Ziya Paşa da konuşmaya, lâfa
fazla itibar etmiyor. Yapılan işin önemli olduğunu, sözün ise yapılan iş ile
geçerli olduğunu söylüyor. Kişinin
mahareti iş ile ve iş başında, işi yaparken ölçülebilir. Hâsılı insanın özü ve
sözü bir olmalı diyor Ziya paşa.
Mehmet Âkif Ersoy da Ziya
Paşa’nınkine benzer bir ifade ile diyor ki: “İhtiyar amcanı dinler misin
oğlum Nevruz? / Ne çok söyle, ne büyük söyle; yiğit işte gerek. / Lafı bol,
karnı geniş soyları taklit etme. / Sözü sağlam, özü sağlam adam ol, ırkına çek.”

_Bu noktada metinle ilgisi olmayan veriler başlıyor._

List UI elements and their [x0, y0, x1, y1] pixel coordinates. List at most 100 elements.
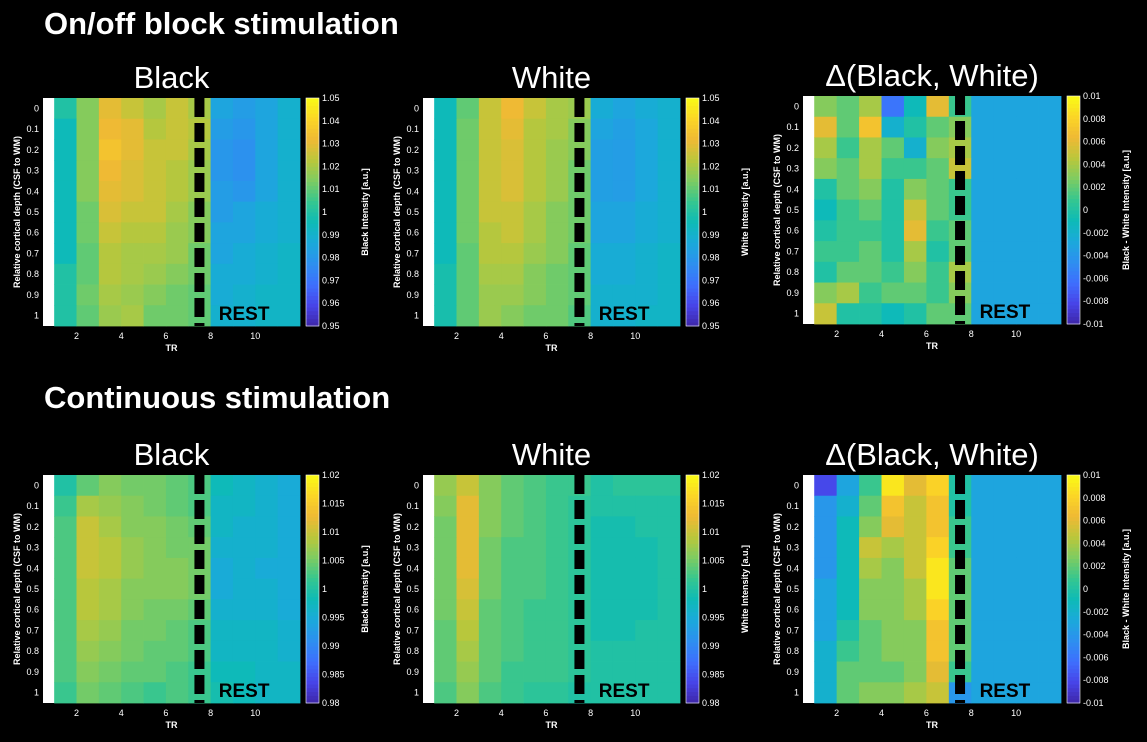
colorbar-tick-label: -0.006	[1083, 652, 1109, 662]
heatmap-cell	[121, 599, 144, 621]
heatmap-cell	[814, 620, 838, 642]
colorbar-segment	[686, 177, 699, 183]
heatmap-cell	[456, 263, 480, 285]
heatmap-cell	[814, 599, 838, 621]
colorbar-tick-label: -0.006	[1083, 273, 1109, 283]
heatmap-cell	[54, 139, 77, 161]
heatmap-cell	[1038, 495, 1062, 517]
heatmap-cell	[590, 222, 614, 244]
heatmap-cell	[501, 578, 524, 600]
colorbar-segment	[686, 646, 699, 651]
x-tick-label: 10	[630, 331, 640, 341]
heatmap-cell	[993, 620, 1017, 642]
heatmap-cell	[859, 516, 882, 538]
heatmap-cell	[612, 661, 636, 683]
heatmap-cell	[590, 475, 614, 497]
heatmap-cell	[188, 537, 212, 559]
colorbar-segment	[1067, 509, 1080, 514]
colorbar-segment	[1067, 316, 1080, 321]
y-tick-label: 0	[34, 103, 39, 113]
heatmap-cell	[165, 557, 189, 580]
heatmap-cell	[255, 599, 279, 621]
heatmap-cell	[657, 599, 681, 621]
heatmap-cell	[501, 222, 524, 244]
colorbar-segment	[1067, 278, 1080, 283]
heatmap-cell	[210, 201, 234, 223]
heatmap-cell	[926, 640, 950, 662]
heatmap-cell	[478, 557, 502, 580]
colorbar-segment	[306, 234, 319, 240]
heatmap-cell	[1038, 599, 1062, 621]
heatmap-cell	[523, 243, 547, 265]
heatmap-cell	[478, 599, 502, 621]
heatmap-cell	[590, 118, 614, 140]
heatmap-cell	[165, 661, 189, 683]
colorbar-segment	[1067, 547, 1080, 552]
heatmap-cell	[121, 516, 144, 538]
colorbar-segment	[306, 215, 319, 221]
colorbar-segment	[686, 310, 699, 316]
heatmap-cell	[926, 537, 950, 559]
colorbar-segment	[686, 303, 699, 308]
colorbar-segment	[306, 120, 319, 126]
colorbar-segment	[1067, 668, 1080, 674]
heatmap-cell	[54, 180, 77, 203]
colorbar-frame	[1066, 474, 1081, 704]
colorbar-tick-label: -0.01	[1083, 319, 1104, 329]
colorbar-segment	[686, 98, 699, 103]
y-tick-label: 0.3	[786, 543, 799, 553]
y-tick-label: 0.4	[786, 184, 799, 194]
colorbar-frame	[305, 474, 320, 704]
colorbar-segment	[1067, 255, 1080, 260]
heatmap-cell	[210, 599, 234, 621]
heatmap-panel-5: REST White 0 0.1 0.2 0.3 0.4 0.5 0.6 0.7 0.8 0.9 1 2 4…	[392, 437, 750, 730]
colorbar-tick-label: 0.985	[702, 670, 725, 680]
colorbar-segment	[306, 691, 319, 696]
heatmap-cell	[434, 640, 457, 662]
heatmap-cell	[657, 578, 681, 600]
heatmap-cell	[836, 261, 860, 283]
colorbar-segment	[306, 158, 319, 164]
heatmap-cell	[478, 284, 502, 306]
heatmap-cell	[971, 178, 995, 201]
rest-label: REST	[980, 681, 1031, 702]
colorbar-segment	[686, 155, 699, 160]
heatmap-cell	[1016, 599, 1039, 621]
heatmap-cell	[545, 139, 569, 161]
colorbar-segment	[306, 589, 319, 594]
heatmap-cell	[501, 118, 524, 140]
colorbar-segment	[1067, 289, 1080, 295]
heatmap-cell	[143, 180, 167, 203]
heatmap-cell	[54, 682, 77, 704]
heatmap-cell	[657, 495, 681, 517]
colorbar-segment	[1067, 172, 1080, 177]
colorbar-segment	[1067, 520, 1080, 525]
colorbar-segment	[306, 623, 319, 628]
heatmap-cell	[814, 220, 838, 242]
x-tick-label: 4	[119, 708, 124, 718]
colorbar-segment	[686, 695, 699, 700]
heatmap-cell	[926, 220, 950, 242]
heatmap-cell	[545, 620, 569, 642]
y-tick-label: 0	[794, 101, 799, 111]
colorbar-segment	[686, 250, 699, 255]
colorbar-segment	[306, 547, 319, 552]
colorbar-segment	[686, 600, 699, 605]
heatmap-cell	[836, 495, 860, 517]
colorbar-segment	[306, 513, 319, 518]
heatmap-cell	[657, 201, 681, 223]
x-tick-label: 8	[208, 331, 213, 341]
heatmap-cell	[993, 495, 1017, 517]
colorbar-segment	[306, 98, 319, 103]
heatmap-cell	[98, 222, 122, 244]
colorbar-segment	[686, 684, 699, 689]
colorbar-segment	[686, 649, 699, 655]
heatmap-cell	[210, 139, 234, 161]
heatmap-cell	[121, 578, 144, 600]
colorbar-segment	[306, 585, 319, 590]
colorbar-segment	[686, 261, 699, 266]
y-tick-label: 0.3	[406, 166, 419, 176]
colorbar-tick-label: 1	[322, 207, 327, 217]
colorbar-segment	[1067, 566, 1080, 571]
colorbar-segment	[1067, 118, 1080, 124]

İnsan inandığı şekilde yaşar. Kişinin inanç, görüş ve fikirleri davranışlarına, sözlerine ve tutumlarına yansır. Sözleriyle doğru ve güvenilir olduğundan bahseden bir kişinin özünde de doğru ve güvenilir olması gerekmez mi? Yaptıkları veya davranışları o kişinin aslında inancının şekillenmiş halidir.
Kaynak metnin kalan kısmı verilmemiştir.